Speaking to more than 10,000 supporters at a dinner in the McCormick Place convention center here, the Chicago mayor lavished praise on Carter as the "savior of the nation's big cities," said the country would benefit from anothers four years of his leadership and, without mentioning Kennedy, warned of the perils of a fight for the Democratic presidental nomination.
"I am a Democrat interested in my party's future, interested in the welfare of America as well as Chicago, and I cannot pass up the opportunity to admonish those who would divide the Democratic Party in the national electing that they may reap the political wild wind," she said.
"I do think we can afford a national intraparty bloodbath at this crucial time. The times call for unity and discipline. It will be at our peril to flout the national political tradition that an incumbent deserves a second term upon reasonable performance and dedication to the national welfare."

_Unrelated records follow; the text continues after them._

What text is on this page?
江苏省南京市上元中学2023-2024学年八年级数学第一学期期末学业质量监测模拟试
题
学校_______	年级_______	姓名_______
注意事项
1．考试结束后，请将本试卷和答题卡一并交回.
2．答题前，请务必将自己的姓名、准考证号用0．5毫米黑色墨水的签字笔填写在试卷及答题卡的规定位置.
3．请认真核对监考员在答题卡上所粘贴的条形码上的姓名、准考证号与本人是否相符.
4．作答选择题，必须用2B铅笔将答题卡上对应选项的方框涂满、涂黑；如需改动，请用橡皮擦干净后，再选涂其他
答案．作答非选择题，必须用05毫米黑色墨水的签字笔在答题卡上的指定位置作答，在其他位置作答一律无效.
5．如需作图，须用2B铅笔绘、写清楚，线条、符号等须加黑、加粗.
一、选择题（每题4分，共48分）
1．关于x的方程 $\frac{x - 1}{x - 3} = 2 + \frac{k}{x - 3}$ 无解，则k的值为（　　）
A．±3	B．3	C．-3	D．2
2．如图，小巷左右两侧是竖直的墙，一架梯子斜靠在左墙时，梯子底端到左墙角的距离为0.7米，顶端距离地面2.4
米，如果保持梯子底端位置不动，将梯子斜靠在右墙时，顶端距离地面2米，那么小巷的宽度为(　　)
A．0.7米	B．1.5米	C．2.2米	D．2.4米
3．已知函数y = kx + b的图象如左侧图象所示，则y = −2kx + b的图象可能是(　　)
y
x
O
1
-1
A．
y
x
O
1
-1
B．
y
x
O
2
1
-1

But then Byrne added a suggestion that maybe, just maybe, she is not pledged to those principles forever.
"It would be premature and presumptuous of me tonight to say that I believe the Democratic ought to renominate our present leader for another four-year term," she said. "But as mayor of the great city of Chicago, the mid-America city of the '80s, I tell you that I will be a delegate to the Democratic National Convention in New York. If that convention were tonight, I would vote. . . to renominate our present leader for another four years."
It was close to an outright endorsement of Carter's renomination, but it left Byrne with a bit of an out.
What preceded the mayor's speech had the makings of a mini-soap opera, with Carter and Kennedy in the leading male roles.
Like a country squire wooing a working-class maiden, Carter came to Byrne's city tonight bearing reminders of what an alliance between them could mean to her and her family of Chicago Democrats.
Speaking after Bryne at the fundraising dinner, Carter recited a partial list of the millions in federal grants this city has received from his adminstration. And that is not the end of it, he went on, announcing an agreement to extend a federally supported jobs program and a decision that will allow the city to expand O'Hare International Airport on land now occupied by the Air Force.
Unknown to the president, his chief rival for Bryne's affection and the support of the Chicago Democrats she leads, beat him to the punch with a nostalgic reminder of days past.
While Carter was in Kansas City addressing a convention, Kennedy dispatched a telegram congratulating Byrne for her support of a local group seeking to preserve Chicago neighborhoods. "I just hope you remember," he added at the end of the message. "Who has loved you and Chicago longer."
Longer than whom the Massachusetts Democrat didn't say, nor did he have to. "I'll let you interpret it," his press secretary, Tom Southwick, said from Washington.
Earlier today, the object of all this affection was still playing hard to get. She acknowledged receipt of the telegram, but cautioned reporters against reading too much into it.
"No one can change the fact that I know Teddy," she said. "He's like a friend and I think it was very nice of him."
In a sence, Byrne invited this early frenzy of attention with a show of indecision.
She has longstanding connections with the Kennedy family, going back to 1960. But 20 years later, having bucked the political machine she once was a part of to become mayor of the nation's second-largest city, she is in need of all the help, financial and otherwise, that the administration in Washington is willing to provide.
Last week, with First Lady Rosalynn Carter standing at her side, Byrne was asked if she was supporting the president for reelection. "Yes, I am," she replied.
But by the next day, Byrne was having second thoughts, announcing that "I would have no reason not to support him at this time."
At stake in all this is more than a nod of approval from one politician toward another. Byrne is attempting to solidify her control of the Cook County Democratic organization once headed by Richard J. Daley, and is certain to be a major factor in next March's Illinois primary, one of the first outside Carter's native South and Kennedy's New England.
In his speech tonight, Carter generally steered clear of his intraparty dispute with Kennedy. However, in a veiled reference to the subject, he delivered the same message his aides have been sending to the Kennedy camp -- that it will be a long, hard fight.